The essay “The Politics of God,” by Mark Lilla is a New York Times article that was adapted from his book “The Stillborn God: Religion, Politics and the Modern West.” The article discusses the evolution and role that political theology plays in the modern world. This essay will discuss two parts in Lilla’s article called miracles and the opposite shore.
In miracles, Lilla discusses how political theology evolved in Europe and America, despite all the changes that occurred in western societies such as the separation of church and state, secularization, and democratization.
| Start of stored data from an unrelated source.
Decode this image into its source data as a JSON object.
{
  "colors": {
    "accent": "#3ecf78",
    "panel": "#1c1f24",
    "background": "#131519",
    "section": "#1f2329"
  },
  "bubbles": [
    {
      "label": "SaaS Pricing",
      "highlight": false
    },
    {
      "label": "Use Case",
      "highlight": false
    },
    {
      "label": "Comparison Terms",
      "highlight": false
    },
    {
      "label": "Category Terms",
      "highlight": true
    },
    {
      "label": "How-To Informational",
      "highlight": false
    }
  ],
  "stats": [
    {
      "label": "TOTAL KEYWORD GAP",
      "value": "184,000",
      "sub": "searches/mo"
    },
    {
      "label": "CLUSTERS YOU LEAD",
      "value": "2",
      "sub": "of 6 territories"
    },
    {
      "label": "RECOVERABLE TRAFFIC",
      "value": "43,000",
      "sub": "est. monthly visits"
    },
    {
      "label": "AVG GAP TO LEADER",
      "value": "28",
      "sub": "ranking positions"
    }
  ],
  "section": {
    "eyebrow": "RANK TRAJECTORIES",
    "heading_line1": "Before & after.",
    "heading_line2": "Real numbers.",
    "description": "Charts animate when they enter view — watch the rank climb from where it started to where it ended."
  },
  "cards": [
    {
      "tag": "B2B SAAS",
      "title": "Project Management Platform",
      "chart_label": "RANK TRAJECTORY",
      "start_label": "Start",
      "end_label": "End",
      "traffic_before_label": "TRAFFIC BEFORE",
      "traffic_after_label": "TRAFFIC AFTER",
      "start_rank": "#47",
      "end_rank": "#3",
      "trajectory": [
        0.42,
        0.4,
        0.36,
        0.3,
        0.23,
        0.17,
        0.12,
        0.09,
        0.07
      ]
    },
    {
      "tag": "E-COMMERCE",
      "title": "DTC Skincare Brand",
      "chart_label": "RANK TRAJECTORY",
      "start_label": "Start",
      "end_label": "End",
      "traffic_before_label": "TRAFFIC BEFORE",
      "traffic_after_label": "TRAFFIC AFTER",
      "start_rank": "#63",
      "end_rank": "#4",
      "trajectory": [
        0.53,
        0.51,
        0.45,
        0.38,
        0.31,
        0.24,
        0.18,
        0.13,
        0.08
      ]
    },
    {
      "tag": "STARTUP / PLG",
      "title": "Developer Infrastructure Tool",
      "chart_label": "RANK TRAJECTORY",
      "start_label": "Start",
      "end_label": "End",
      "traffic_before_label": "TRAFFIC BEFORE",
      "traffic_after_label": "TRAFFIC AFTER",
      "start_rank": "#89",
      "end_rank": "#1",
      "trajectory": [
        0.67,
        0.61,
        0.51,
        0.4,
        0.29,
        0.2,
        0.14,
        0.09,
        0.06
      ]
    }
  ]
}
The author discusses differences between the American and European experience, in that over time American’s faith in religion has remained remarkably strong, while European’s faith in religion has gradually declined.
Lilla then questions whether modernization and secularization will cause the death of political theology or will political theology continue to remain a threat which can manifest itself into political identities such as fascism. Later the author discusses the role Muslim immigration plays in political theology, which can be problematic since Muslims come from societies governed by Islamic laws, which is the theme of the opposite shore.
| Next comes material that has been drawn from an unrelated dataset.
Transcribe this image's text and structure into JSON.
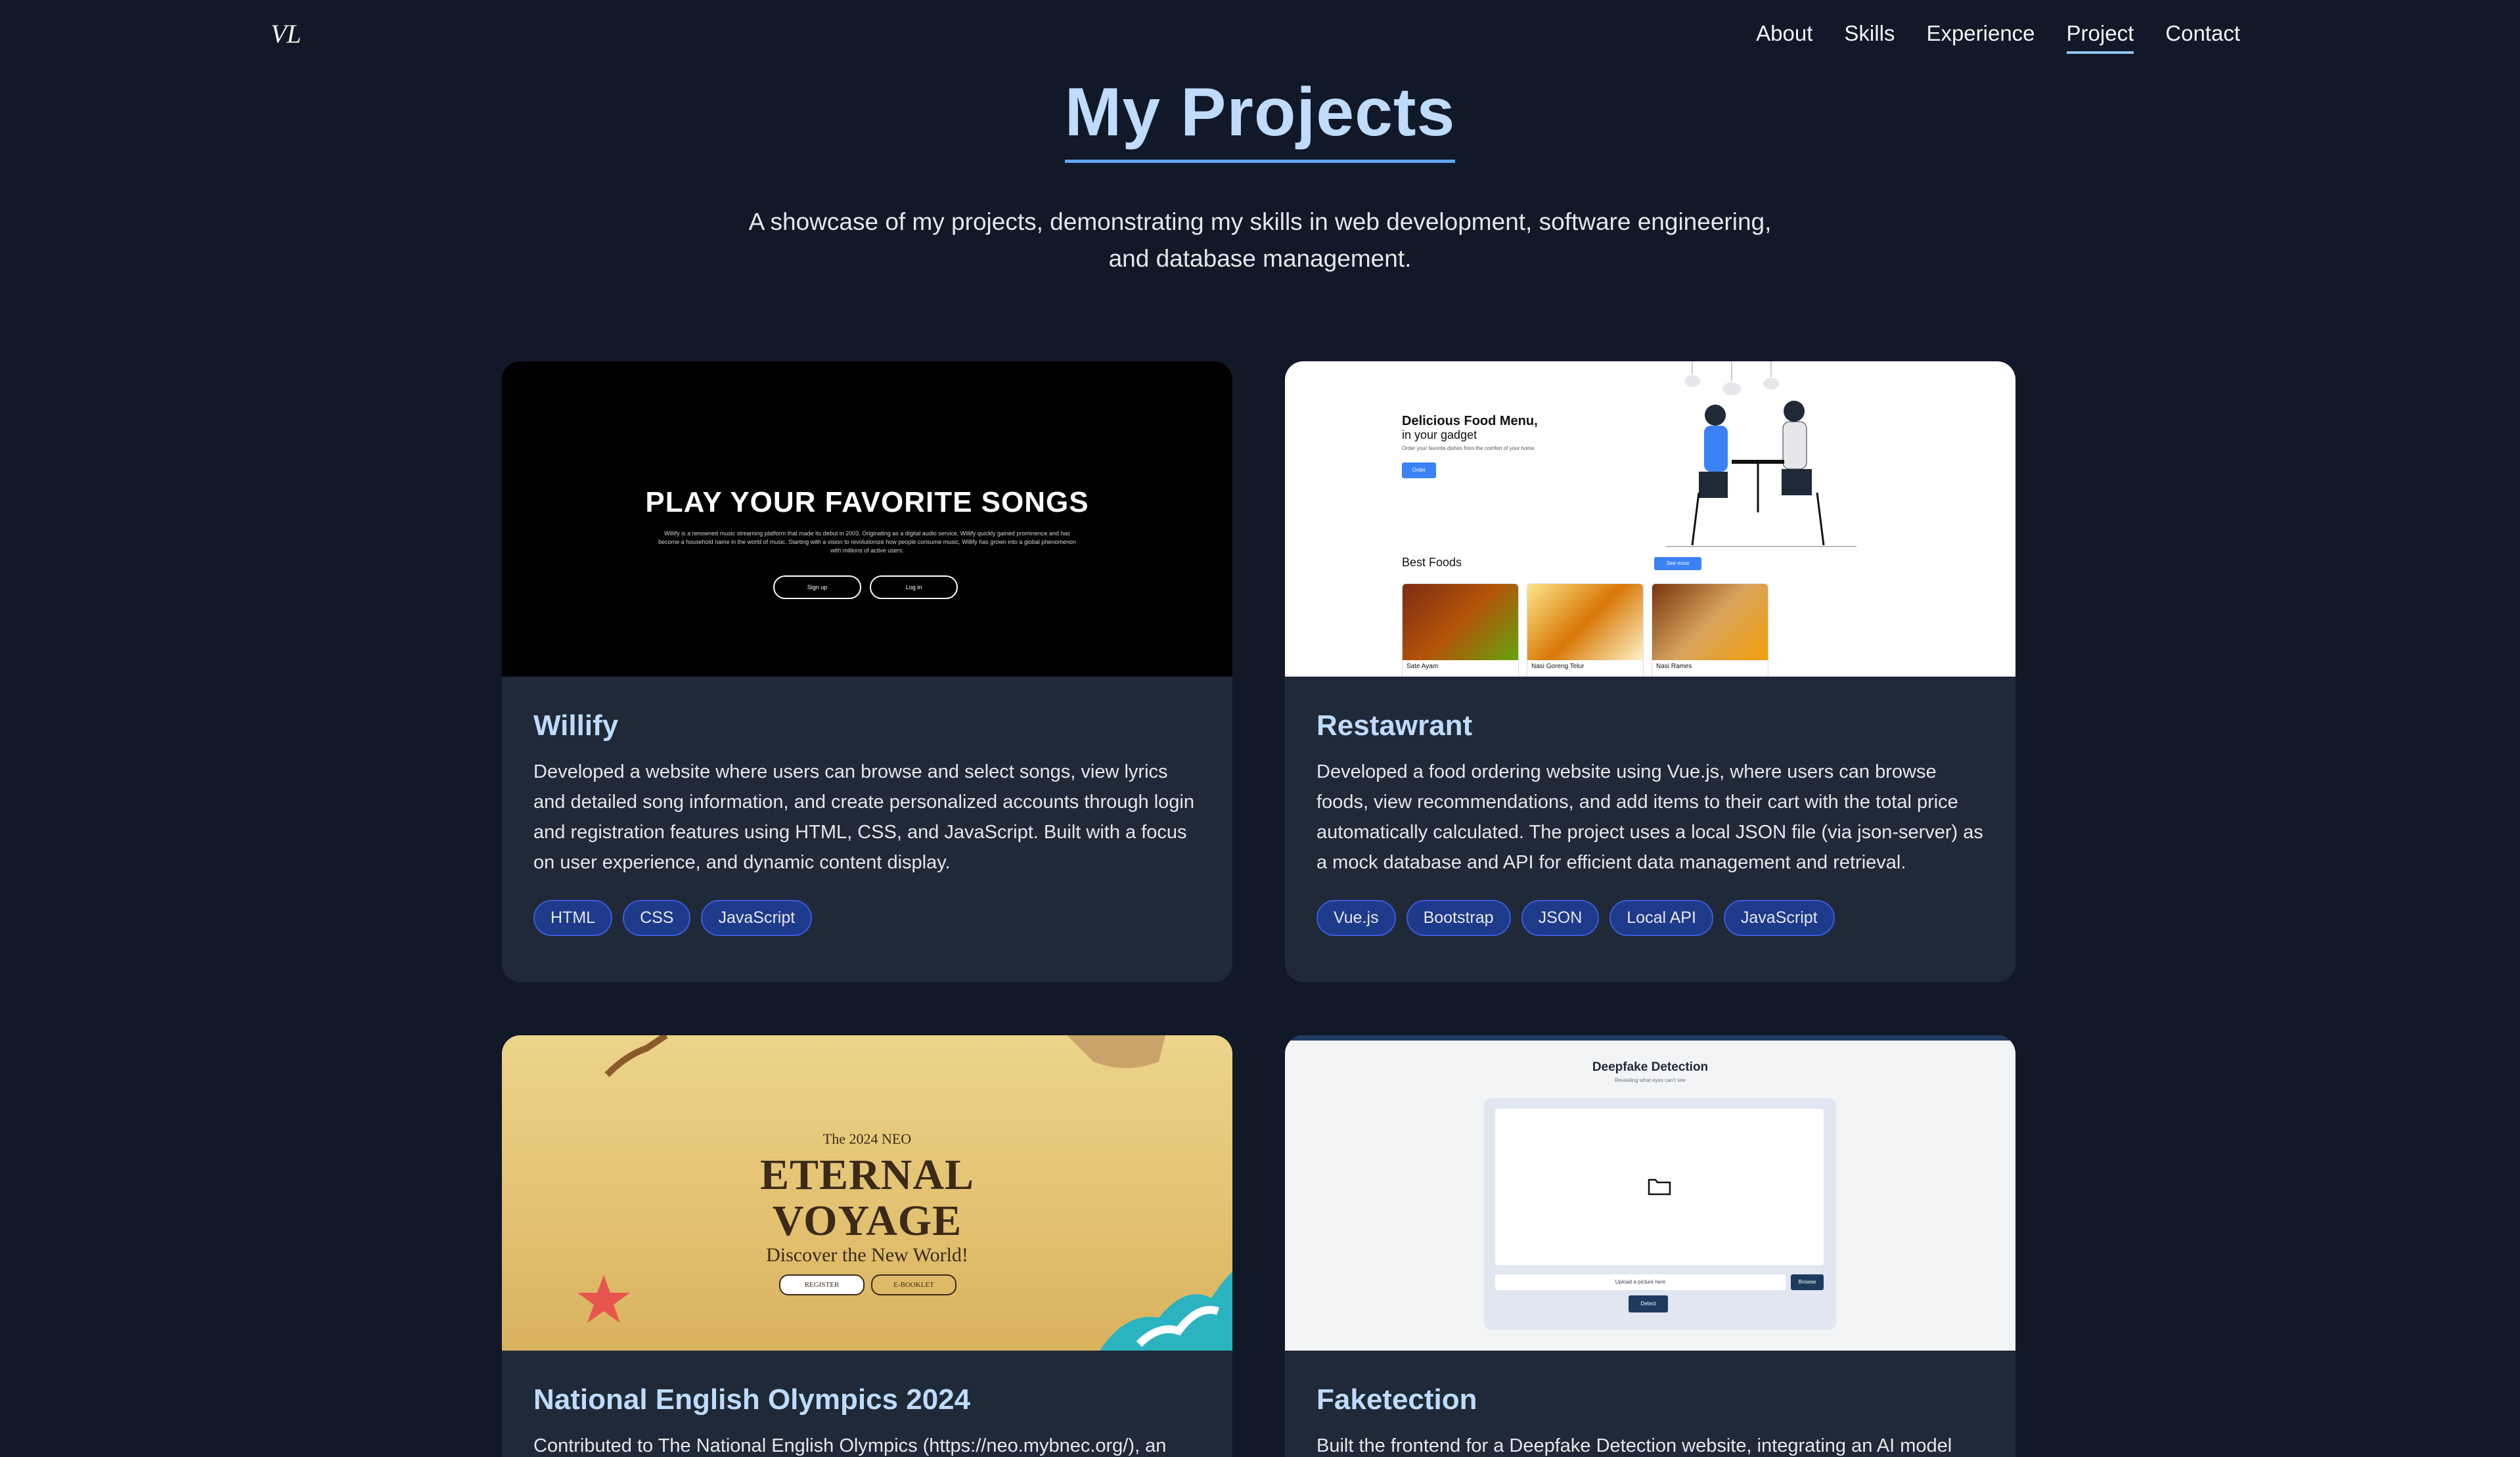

In the opposite shore, the author discusses the reality, that as Muslim societies modernize they will go through a decline in their faith like some western societies have. Lilla then illustrates that political theology is adaptive with a few Muslim scholars calling for liberal Islamic political theology, which can easily adjust to modern society.
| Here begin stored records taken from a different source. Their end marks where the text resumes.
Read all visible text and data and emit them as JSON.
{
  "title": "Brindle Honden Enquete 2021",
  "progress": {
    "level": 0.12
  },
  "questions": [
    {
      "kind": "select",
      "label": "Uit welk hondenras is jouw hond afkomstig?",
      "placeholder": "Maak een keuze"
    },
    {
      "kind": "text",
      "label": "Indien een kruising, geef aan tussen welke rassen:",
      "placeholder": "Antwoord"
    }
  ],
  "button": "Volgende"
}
Lilla also discusses how adaptation is possible for Muslims, as it was in Christianity when theologians, such as Martin Luther developed theological reasoning, which allowed Christians to adapt to modern life. Lila finally notes that some Muslims scholars prefer societies where Islamic laws can be adapted to modern life by interpreting Islamic law to fit into modern society, rather than separating church and state as in western societies.
Lila, Mark. “The Politics of God.” New York Times Magazine 19 August 2007.